= Something Big Is Happening =

Essay by AI entrepreneur Matt Shumer

"Something Big Is Happening" is an essay by Matt Shumer, an AI entrepreneur, about the impact of artificial intelligence, published in February 2026, that has since been reportedly viewed more than 80 million times and widely discussed. Shumer noted that the technology has crossed an important threshold, where AI has become capable of creating self-improving systems. Referring to one the most recent AI models, he wrote: "It was making intelligent decisions. It had something that felt, for the first time, like judgment. Like taste." Speaking to CNBC's Power Lunch, Shumer said that his "core message" is "people in the workforce should start to use and experiment with AI tools so they can understand what’s coming".

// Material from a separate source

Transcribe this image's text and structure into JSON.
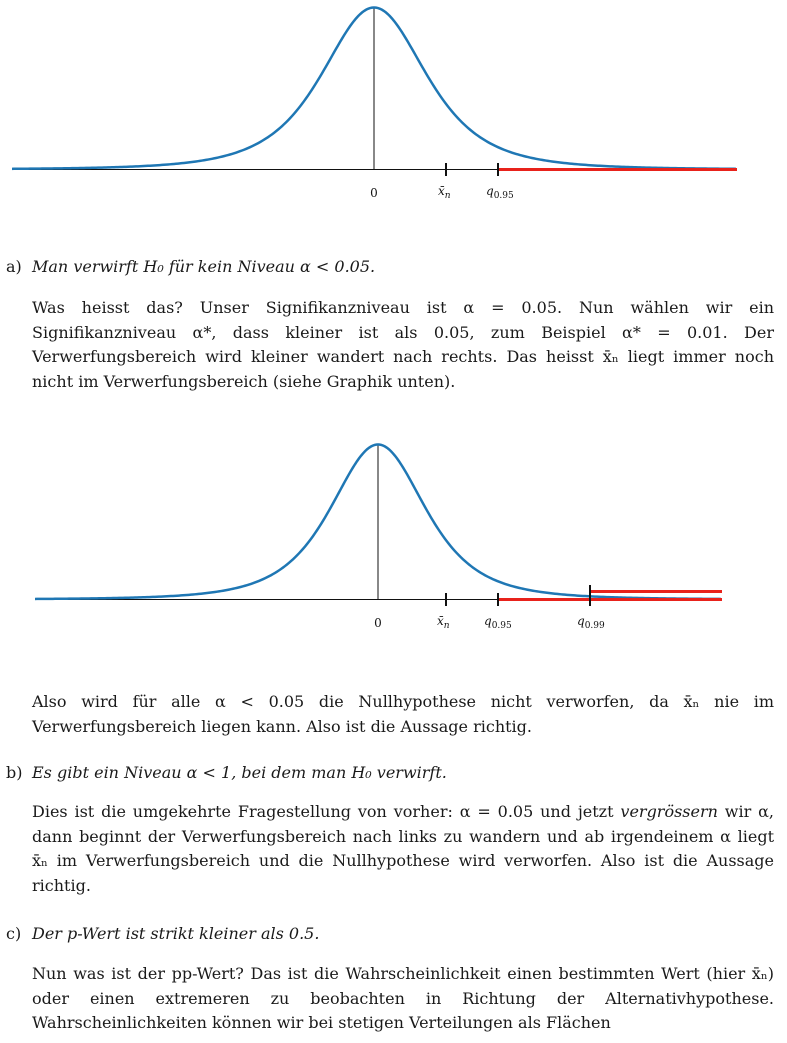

Even as the essay was widely shared and discussed, the essay also elicited criticism. Paulo Carvao, in an essay published by the Forbes Magazine stated that some of his advice is sound, but added: "It reads at times like a sales pitch. He urges readers to subscribe to the most advanced AI tools. He implies that those with access to premium models will outpace those without. He frames paid AI subscriptions as a form of insurance against obsolescence." Writing in The Guardian, Dan Milmo and Aisha Down mentioned Shumer as having a history of AI hype and stated, "He previously excited the internet by announcing the release of the world's "top open-source model", which it was not". Many workers in the technology sector criticized the article in blog posts shared on Hacker News; Edward Zitron commented that "while coding LLMs can test products, or scan/fix some bugs, this suggests they A) do this autonomously without human input, B) they do this correctly every time (or ever!)." In an article alluding to Shumer's original post, Ari Colaprete wrote "the LLM is fundamentally a writing machine, it does everything via text, and if you make it produce writing that exists purely to serve some sort of mechanical function, and you train it to succeed in that task, then it will tend to do so, even with vast intricacy."